Burnsville, Savage ponder financial help for senior housing

  • Article by: SUSAN FEYDER , Star Tribune
  • Updated: September 24, 2013 - 3:44 PM

Burnsville and Savage are studying tax-increment financing requests.

One of the Twin Cities’ largest commercial developers has proposed senior housing projects in Burnsville and Savage, and in both cases is asking the cities for financial help.

United Properties is seeking tax-increment financing (TIF) for an independent-living senior cooperative housing development it would build in Burnsville’s Heart of the City redevelopment district. United also has proposed a TIF as part of its bid to build a rental project with independent-living, assisted-living and memory-care units in Savage.

The two cities are still studying the proposals and financing requests. In both cases, the projects would fill sites that have languished after plans by developers fell by the wayside.

“The land is sitting there, not developed,” Burnsville Economic Development Coordinator Skip Nienhaus said at a recent meeting of the city’s Economic Development Commission. The vacant parcel adjacent to the Uptown Landing building was originally to become condominiums. It currently has $180,000 in delinquent taxes and $109,000 of delinquent special assessments. Part of United’s projected $13.8 million cost to develop its project would go toward paying off the delinquencies.

In Savage, the vacant parcel north of the town’s library is part of a larger site where Keystone Communities had planned to develop a complex with assisted-living and memory-care units, independent-living townhouses and an equestrian center. The land went back on the market early this year after Keystone dropped its plans.

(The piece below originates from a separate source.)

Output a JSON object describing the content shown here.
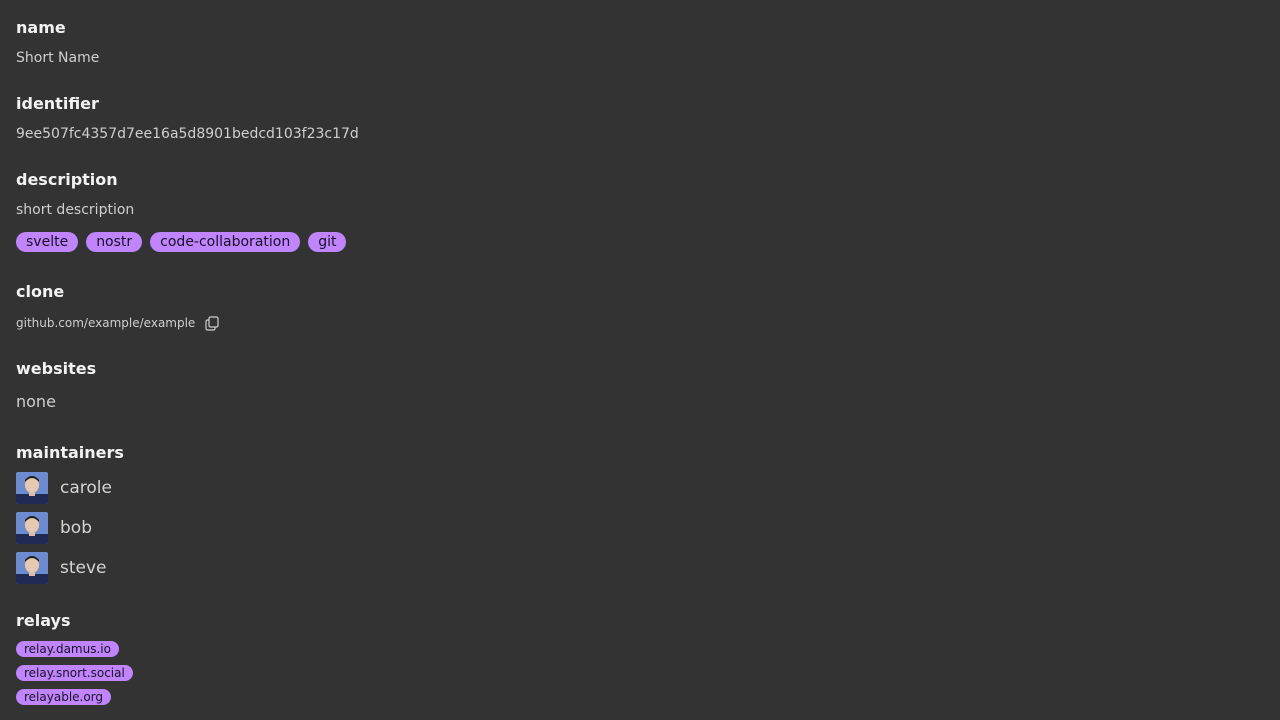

In Burnsville, the financial assistance would amount to an estimated $338,440 over four years. The amount of city aid from Savage is not yet known; it will be the subject of a study.

At a recent work session, Savage City Council members asked why the city should provide United with the TIF since Keystone hadn’t sought any financial help. In an interview, United Senior Vice President Brian Carey noted that Keystone may not have sought assistance but also backed out after it decided the development wouldn’t be financially viable.

With TIF districts, cities subsidize development with the increased property taxes generated by improvements on the site.

Carey said the financial assistance would allow a portion of the development’s 86 rental units to have rent subsidies. “We’d like to be able to provide housing to a group that might not otherwise be able to afford it,” he said.

Carey also said United has received financial assistance for other senior housing projects it has built in the Twin Cities, including an independent-living property it recently completed in Roseville.

Savage City Administrator Barry Stock said there are other justifications for the TIF. The site is near the Savage Fen, increasing stormwater management costs required to protect the wetland. It’s also an old gravel pit site, raising the cost of getting it ready for construction.

Stock said another factor is that Savage currently doesn’t have senior housing with assisted-living and memory-care units. “We’ve heard from people in our community that they would like to have this type of housing here,” he said.

But Savage borders other communities like Prior Lake and Shakopee that do have assisted-living facilities and also is close to Lakeville and Burnsville, which have added hundreds of senior housing units, including assisted-living and memory-care units, in the past couple of years.

There are some signs that the Twin Cities’ market for assisted-living housing has softened. The vacancy rate for assisted-living properties in the 13-county area climbed from 6 percent in 2007 to 12 percent last year, according to the National Investment Center (NIC), a Washington, D.C.-based senior housing research firm.

A recent NIC report shows that the Twin Cities had added assisted-living units at a faster pace than the average for the nation’s 31 largest metro areas, and that rents here are increasing at a slower rate. That’s good news for seniors, but could mean the market is weakening — a risk for developers and their partners, including cities.

The picture is different for independent-living projects, like the one United has proposed for Burnsville. They are geared mostly to younger seniors, currently a large group because it includes baby boomers.

Carey said the financial assistance United is seeking in Burnsville isn’t related to the unpaid taxes and assessments. It’s because the 52-unit building has fewer units than others it has built under its Applewood Pointe brand in Bloomington, Roseville, Maple Grove, Woodbury and New Brighton.

Carey said the Burnsville land parcel is well-suited for active seniors because of its walkability to shops, restaurants and amenities like the Burnsville Performing Arts Center. But it’s smaller than other sites where United has built, limiting the number of units and increasing the per-unit development cost. Carey said the TIF is necessary in order to not pass those additional costs onto buyers.